I used to play fantasy baseball with a guy a lot like Jim Bowden. He was great to have in the league, in large part because he was about as willing a trade partner as you could find this side of the East India Company. He traded and churned his roster incessantly, and if you entered into negotiations with him, all you had to do was wait him out because sooner or later he'd propose a combination that you could live with.
This made for some interesting deals, but not a lot of upper-division finishes, and for the longest time I couldn't understand why he played the way he did. Then, finally, I figured it out.
He wasn't interested in winning. He was interested in looking smart. Every deal, every transaction was a chance to show off how clever he was.
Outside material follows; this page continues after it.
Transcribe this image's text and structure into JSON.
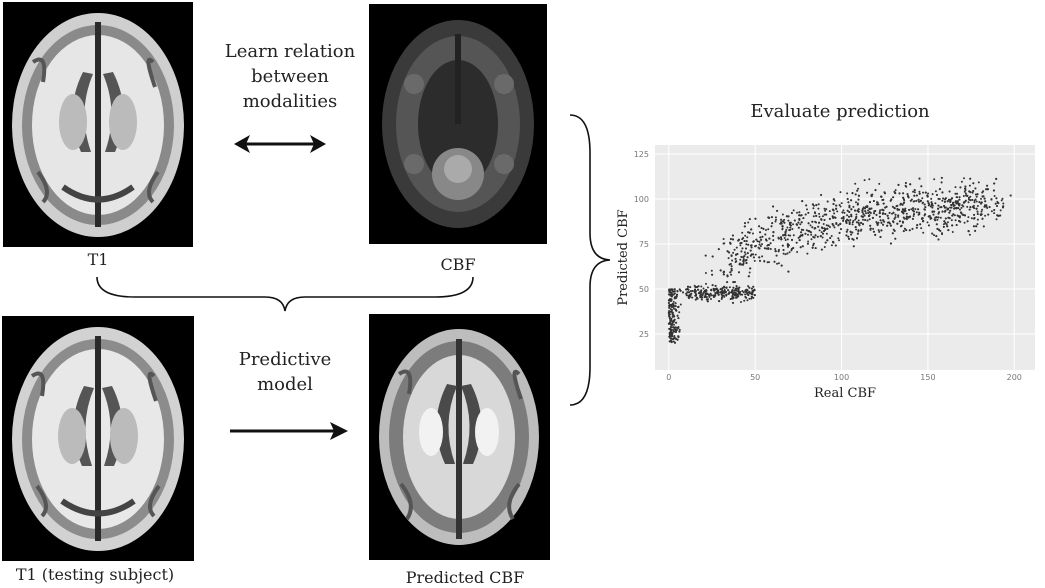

The macro didn't matter, and he was incapable of cohering his various moves into a long-term strategy. But each trade he made, he had to "win", and let you know he'd won, and have people tell him how clever he'd been.
That's Jim Bowden. He's completely failed to put together a team. He's made some good trades and interesting signings, but they don't fit together, and he's failed to deal from strength or address weaknesses. But each of those individual deals - for Milledge and Dukes and Willingham and whoever - is clever, right? Each of them by itself was a pretty good move.
As for the Dominican bonus scandal, well, that sounds like a guy trying to be too clever, too. The money, ultimately, couldn't have been the real incentive, not with the money that's floating around for successful GMs these days. No, it had to be the feeling of getting away with something, with getting one over on the system. Was it conducive to building a good team? No, but that's tomorrow's problem. Today was all about getting away with it.
He's probably not going to be getting away with it any more. There aren't going to be many more of those momentary victories. And the franchise he was entrusted with will be, at the end of the day, not very good as a result of all of his efforts.
Here's hoping the Lerners do the right thing, for their business' sake. Get rid of Bowden - his track record certainly mandates it. Let someone new come in to clean up the mess. Someone dedicated to teambuilding. Someone who can plan long-term. Someone who, at the end of the day, doesn't constantly need to be told he's clever.